Im Risikogebiet Stuttgart spitzt sich die Lage ebenfalls immer weiter zu. Seit dem 11. Oktober ist eine lückenlose Nachverfolgung der Kontakte durch das zuständige Gesundheitsamt nicht mehr zu gewährleisten, wie die Stadt in einem Schreiben an die DocCheck Redaktion mitteilt. Die Stadt greift jetzt auf den verwaltungsinternen Pandemie-Pool mit über 100 Mitarbeitern zurück.
Zusätzlich hat sie die Bundeswehr um Hilfe gebeten. „Wenn die Kontakte nicht mehr nachverfolgt werden können, droht der Kontrollverlust in der Pandemie und eine unüberschaubare Ausbreitung des Virus“, heißt es aus Stuttgart.
Ähnlich kritisch sieht auch Karl Lauterbach, Bundestagsabgeordneter und Gesundheitsexperte der SPD, die Entwicklung zu einer mangelhaften Kontaktverfolgung. In seinem Tweet bezieht er sich auf die Lage in den Niederlanden.
Nicht nur zu wenig Personal führt momentan zu massiven Problemen auf den Ämtern.

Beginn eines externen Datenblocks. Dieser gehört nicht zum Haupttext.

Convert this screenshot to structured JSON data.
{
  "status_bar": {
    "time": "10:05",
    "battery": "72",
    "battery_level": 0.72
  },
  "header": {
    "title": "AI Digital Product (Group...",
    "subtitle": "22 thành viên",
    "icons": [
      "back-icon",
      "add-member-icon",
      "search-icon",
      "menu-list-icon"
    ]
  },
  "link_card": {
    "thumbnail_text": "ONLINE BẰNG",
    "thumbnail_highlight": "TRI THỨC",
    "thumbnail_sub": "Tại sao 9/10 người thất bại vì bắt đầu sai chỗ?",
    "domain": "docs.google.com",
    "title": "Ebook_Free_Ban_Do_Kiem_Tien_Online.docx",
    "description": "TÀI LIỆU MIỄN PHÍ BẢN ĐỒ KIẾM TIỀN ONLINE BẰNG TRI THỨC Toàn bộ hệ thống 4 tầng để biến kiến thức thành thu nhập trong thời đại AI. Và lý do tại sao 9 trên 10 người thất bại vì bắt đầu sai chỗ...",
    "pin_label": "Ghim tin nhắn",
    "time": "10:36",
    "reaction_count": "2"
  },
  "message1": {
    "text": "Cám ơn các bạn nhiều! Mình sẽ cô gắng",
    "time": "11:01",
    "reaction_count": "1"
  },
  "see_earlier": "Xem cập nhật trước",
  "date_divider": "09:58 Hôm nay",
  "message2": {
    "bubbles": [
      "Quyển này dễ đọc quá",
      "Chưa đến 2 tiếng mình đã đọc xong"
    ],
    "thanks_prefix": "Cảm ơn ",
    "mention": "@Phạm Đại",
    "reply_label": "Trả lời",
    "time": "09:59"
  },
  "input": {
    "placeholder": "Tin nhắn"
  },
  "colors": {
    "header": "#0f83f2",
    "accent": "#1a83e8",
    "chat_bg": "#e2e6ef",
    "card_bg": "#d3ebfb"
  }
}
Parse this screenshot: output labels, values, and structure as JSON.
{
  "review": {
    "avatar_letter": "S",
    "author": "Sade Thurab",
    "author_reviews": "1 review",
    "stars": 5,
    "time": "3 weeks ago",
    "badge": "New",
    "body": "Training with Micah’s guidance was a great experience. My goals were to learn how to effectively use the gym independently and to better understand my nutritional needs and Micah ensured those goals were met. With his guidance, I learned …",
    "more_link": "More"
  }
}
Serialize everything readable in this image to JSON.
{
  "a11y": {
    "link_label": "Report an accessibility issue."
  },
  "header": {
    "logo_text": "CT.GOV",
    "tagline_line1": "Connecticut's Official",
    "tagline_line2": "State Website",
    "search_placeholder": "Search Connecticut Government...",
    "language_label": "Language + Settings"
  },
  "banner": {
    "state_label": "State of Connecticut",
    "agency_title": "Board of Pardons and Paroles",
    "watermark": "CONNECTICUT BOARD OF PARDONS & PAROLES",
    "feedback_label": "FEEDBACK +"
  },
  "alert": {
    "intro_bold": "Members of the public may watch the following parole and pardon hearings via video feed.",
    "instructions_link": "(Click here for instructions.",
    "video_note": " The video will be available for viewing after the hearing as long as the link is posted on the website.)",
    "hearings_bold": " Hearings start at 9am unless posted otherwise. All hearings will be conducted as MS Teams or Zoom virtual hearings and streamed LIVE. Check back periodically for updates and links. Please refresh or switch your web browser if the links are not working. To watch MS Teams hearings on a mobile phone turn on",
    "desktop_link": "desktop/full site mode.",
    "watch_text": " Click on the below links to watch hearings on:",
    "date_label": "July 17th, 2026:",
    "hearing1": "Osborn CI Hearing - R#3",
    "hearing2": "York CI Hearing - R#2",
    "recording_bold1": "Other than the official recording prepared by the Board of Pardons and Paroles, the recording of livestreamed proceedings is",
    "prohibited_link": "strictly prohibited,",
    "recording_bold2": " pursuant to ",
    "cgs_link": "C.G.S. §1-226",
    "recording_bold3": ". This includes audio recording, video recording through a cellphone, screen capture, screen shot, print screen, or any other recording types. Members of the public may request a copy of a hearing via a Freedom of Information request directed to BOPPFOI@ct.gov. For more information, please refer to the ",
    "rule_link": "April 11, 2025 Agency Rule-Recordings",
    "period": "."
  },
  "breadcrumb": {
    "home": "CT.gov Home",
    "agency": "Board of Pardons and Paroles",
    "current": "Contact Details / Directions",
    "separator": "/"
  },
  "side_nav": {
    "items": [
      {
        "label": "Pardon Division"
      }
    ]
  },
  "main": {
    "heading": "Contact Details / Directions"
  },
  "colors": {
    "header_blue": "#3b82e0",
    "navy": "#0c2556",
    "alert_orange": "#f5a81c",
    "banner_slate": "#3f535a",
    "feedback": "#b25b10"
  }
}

Laut Hendrik Witt hapert es auch an ausreichend großen Räumlichkeiten für mehr Arbeitsplätze. Außerdem fehle in einigen Bereichen eine moderne IT-Struktur. „Es stimmt, dass in den Gesundheitsämtern noch viel Kommunikation nach außen über das Faxgerät läuft“, sagt Witt. Ein mehr als ungünstiger Umstand in einer Zeit, in der es auf besonders schnelle Weitergabe von Informationen ankommt.
Ein weiterer Punkt ist, dass die Stellenbesetzungsverfahren in den Ämtern oft sehr lange dauern. Im Schnitt dauert es beispielsweise in Berlin 3,5 Monate, bis eine Stelle neu besetzt ist. Als Gründe nennt die Senatskanzlei „uneinheitliche Abläufe und zersplitterte Zuständigkeiten in den einzelnen Dienststellen“.
4 Milliarden Euro extra stellt der Bund bis 2026 zur Verfügung, um den öffentlichen Gesundheitsdienst zu stärken. Das Geld soll in Personal, Digitalisierung und modernere Strukturen fließen.
Zugesproche Unterstützungen der Bundesregierung. Quelle: Bundesregierung Bis Ende kommenden Jahres sollen 1.500 neue Stellen geschaffen werden und bis Ende 2022 mindestens 3.500 weitere Vollzeitstellen. Das ist ein gutes Zeichen, aber die Ämter benötigen sofort Hilfe.
Zwar hat das Robert-Koch-Institut 500 „Containment Scouts“ ausgebildet, damit sie den Gesundheitsämtern bei der Nachverfolgung von Infektionsketten helfen können. Das Programm ist allerdings nur zeitlich begrenzt. Eine neu eingerichtete Kontaktstelle des RKI für den öffentlichen Gesundheitsdienst soll zusammen mit Partnern zur Qualifizierung von neuem Personals beitragen, heißt es in einem gestern veröffentlichten Strategie-Papier des Instituts. Trotz aller Bemühungen bleibt es fraglich, wie gut die Gesundheitsämter in Zukunft mit den möglichen epidemiologischen Szenarien Schritt halten können.